Posted on Posted in All, Development, Technology

Intro

Ok, so you’ve spent months and months slaving over this beautiful new WordPress and now you’re ready to put it live. The following blog post shows the 6 most important ‘Go Live’ checklist items.

 

 

1. Cross-browser checking

Never put a site live without checking it on all browsers, at OrbitCarrot we support the current and prior two versions of each browser.

You should test on:

The last 3 versions of Firefox
The last 3 versions of IE (So IE9, IE10, IE11)
Test in Chrome (this is automatically updated, so no need for last 3)
Test in Opera  (this is automatically updated, so no need for last 3)
Test in Safari (Last 3 versions)

Test on iOS both Chrome and Safari – Tablet and iPhone (try and test on iPhone 5 and iPhone 6+)
Test on Android on Chrome, Firefox and any default browsers – Tablet and Phones (try and test on a smaller and larger handset)

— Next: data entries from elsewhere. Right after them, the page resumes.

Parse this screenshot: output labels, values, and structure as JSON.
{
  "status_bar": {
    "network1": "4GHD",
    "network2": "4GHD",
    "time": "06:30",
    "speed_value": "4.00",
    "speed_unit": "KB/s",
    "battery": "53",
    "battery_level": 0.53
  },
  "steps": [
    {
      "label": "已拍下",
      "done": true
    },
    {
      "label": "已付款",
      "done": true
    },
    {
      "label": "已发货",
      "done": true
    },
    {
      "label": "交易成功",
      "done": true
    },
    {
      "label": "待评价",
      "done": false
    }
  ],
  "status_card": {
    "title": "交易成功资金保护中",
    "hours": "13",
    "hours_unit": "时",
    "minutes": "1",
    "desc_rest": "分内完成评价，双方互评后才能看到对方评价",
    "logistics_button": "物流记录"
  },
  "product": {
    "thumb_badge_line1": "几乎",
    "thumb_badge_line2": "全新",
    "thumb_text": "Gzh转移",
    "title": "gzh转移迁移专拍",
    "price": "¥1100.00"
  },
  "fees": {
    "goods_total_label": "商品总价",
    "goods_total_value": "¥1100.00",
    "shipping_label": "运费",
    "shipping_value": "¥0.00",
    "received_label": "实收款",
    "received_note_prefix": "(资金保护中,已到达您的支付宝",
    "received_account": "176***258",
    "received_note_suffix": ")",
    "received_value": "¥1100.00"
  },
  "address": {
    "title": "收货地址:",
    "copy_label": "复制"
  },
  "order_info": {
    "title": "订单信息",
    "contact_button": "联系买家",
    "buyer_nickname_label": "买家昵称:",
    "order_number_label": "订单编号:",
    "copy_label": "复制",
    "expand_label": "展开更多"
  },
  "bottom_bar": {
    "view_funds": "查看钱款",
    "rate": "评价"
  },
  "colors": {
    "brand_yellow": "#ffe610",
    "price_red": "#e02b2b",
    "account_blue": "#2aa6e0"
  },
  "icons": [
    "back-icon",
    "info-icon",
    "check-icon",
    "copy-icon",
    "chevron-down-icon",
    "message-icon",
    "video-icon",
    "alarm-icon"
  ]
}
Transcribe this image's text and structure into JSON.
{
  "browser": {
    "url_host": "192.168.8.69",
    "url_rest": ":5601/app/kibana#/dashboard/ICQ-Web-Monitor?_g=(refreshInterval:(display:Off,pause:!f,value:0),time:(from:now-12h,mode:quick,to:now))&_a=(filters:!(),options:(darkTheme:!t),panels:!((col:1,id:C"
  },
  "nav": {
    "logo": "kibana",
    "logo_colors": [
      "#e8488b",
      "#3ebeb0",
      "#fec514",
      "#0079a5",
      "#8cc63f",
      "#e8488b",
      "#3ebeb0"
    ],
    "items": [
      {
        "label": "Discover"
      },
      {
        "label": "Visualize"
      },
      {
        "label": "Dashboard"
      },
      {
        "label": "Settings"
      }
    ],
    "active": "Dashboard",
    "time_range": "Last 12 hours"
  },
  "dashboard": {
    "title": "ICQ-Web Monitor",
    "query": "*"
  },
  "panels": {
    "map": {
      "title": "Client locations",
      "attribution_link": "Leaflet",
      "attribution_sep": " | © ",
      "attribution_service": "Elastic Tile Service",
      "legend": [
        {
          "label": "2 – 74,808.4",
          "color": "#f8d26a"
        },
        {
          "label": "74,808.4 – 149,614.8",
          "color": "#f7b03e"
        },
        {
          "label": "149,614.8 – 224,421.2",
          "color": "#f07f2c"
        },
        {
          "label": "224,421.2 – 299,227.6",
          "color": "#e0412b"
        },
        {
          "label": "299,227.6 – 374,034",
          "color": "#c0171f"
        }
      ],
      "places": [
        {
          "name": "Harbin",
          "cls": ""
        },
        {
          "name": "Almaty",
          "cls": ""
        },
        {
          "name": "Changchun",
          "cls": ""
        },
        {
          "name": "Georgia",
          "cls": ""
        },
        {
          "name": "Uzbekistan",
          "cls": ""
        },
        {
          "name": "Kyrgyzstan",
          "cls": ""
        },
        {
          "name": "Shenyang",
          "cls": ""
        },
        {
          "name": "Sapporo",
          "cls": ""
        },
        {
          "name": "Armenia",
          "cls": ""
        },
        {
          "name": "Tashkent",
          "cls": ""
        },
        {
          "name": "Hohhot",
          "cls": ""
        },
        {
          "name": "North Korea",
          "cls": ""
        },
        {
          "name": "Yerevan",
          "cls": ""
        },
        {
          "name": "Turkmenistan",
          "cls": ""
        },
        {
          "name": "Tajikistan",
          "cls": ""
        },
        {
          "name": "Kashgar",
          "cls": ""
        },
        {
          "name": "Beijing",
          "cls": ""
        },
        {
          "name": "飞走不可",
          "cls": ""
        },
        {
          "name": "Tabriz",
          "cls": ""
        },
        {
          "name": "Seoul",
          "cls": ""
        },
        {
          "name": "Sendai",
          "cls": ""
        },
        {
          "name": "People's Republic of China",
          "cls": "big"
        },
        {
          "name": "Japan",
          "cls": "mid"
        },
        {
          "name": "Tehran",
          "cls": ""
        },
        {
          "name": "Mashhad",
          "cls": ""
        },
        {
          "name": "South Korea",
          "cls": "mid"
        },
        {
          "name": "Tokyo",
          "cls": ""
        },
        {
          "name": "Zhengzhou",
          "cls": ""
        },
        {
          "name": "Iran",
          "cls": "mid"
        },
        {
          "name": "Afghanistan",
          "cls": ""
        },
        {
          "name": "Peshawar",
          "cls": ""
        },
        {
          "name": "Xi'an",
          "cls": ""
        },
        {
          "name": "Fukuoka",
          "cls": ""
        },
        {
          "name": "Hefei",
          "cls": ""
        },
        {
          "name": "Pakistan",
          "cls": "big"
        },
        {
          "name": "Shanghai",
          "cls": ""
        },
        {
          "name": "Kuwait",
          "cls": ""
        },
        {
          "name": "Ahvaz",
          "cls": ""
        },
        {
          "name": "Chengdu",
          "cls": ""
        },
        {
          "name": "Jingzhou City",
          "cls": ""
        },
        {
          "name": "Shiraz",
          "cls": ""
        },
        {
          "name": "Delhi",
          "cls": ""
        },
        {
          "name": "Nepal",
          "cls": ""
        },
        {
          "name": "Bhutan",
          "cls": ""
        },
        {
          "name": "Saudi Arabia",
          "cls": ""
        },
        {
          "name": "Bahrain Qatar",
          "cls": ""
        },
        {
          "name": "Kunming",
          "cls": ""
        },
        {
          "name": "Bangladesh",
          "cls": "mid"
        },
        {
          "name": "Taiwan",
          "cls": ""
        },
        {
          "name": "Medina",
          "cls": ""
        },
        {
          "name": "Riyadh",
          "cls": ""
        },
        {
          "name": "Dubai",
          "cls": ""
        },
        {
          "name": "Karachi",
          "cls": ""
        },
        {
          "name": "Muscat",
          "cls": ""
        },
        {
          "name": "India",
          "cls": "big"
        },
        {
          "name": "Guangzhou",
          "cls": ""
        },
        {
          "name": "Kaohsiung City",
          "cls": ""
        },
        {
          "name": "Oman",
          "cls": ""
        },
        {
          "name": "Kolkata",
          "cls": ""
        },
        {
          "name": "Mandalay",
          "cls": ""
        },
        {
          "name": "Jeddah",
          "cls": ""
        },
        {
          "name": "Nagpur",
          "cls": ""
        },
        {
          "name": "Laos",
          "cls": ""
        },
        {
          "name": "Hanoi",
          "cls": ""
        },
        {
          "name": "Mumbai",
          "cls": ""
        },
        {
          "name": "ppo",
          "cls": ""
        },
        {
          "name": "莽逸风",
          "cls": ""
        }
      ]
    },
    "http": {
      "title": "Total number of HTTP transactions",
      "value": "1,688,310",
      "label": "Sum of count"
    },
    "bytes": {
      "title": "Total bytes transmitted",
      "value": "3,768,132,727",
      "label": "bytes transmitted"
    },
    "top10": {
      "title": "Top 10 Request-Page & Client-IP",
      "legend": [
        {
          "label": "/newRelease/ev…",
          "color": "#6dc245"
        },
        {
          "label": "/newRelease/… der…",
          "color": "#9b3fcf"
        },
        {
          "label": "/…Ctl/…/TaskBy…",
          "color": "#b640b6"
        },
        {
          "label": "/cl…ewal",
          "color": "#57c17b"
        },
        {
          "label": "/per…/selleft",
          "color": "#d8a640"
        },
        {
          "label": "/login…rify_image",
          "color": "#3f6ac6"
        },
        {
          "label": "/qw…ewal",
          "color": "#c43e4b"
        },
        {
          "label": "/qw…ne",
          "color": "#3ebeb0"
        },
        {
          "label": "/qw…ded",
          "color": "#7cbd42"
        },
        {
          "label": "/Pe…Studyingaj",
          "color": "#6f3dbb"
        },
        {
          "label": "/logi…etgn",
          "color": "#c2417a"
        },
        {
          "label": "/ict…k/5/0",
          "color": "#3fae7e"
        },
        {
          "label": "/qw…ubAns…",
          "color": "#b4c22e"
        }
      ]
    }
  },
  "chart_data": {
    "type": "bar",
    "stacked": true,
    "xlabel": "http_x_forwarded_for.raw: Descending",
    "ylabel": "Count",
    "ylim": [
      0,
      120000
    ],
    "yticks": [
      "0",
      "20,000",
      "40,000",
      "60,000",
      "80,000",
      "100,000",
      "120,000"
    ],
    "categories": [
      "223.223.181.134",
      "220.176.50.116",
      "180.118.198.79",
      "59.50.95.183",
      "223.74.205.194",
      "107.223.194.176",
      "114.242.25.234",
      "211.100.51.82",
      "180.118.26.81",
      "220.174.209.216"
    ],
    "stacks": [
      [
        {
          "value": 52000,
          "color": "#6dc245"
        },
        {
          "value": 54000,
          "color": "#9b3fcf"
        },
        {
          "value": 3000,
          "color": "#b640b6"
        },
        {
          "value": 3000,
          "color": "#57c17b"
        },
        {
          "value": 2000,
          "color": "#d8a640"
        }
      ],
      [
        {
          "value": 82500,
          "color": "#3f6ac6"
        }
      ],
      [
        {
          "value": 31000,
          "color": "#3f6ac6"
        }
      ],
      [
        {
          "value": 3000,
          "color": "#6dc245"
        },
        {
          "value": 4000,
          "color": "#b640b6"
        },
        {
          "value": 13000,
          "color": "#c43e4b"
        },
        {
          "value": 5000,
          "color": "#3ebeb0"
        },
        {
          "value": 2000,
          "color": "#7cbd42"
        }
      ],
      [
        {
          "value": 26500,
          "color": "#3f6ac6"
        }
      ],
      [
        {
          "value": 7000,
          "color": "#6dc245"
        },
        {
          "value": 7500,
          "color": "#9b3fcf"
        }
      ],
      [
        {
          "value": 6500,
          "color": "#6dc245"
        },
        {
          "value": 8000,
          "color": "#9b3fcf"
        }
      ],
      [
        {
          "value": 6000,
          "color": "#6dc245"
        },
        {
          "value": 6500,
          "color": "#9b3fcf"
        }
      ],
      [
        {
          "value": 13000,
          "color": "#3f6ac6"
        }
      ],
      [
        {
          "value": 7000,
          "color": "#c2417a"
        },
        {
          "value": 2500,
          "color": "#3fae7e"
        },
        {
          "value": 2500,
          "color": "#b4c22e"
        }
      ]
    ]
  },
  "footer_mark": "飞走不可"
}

A handy tool for testing is Browser Stack for testing on various different browsers. Make sure you test everything below launching – and retest after launching (to make sure there are no server specific issues with any browser)

 



 

2. Make sure you’re not discourage search engines from indexing your site.

During development you don’t want your dev site indexing in Google so you turn the “Discourage search engines from indexing this site” option to on, but it’s highly important to make sure you turn it on again otherwise you’ll have dramatically bad SEO consequences!

 

 

 

3. Make sure your new server has the correct spec for WordPress.

It’s recommended to keep your live and developer environments on a similar spec to ensure an easy migration, however it’s not always possible. But it’s very important that you check the WordPress requirements and any third party plugin requirements before migrating. As an example: If a plugin requires cURL then make sure the server has cURL enabled, if the site requires PHP 5.3+ then make sure your server has that!

There is nothing worse then spending hours migrating a site to find that it’s impossible for the site to run on the server.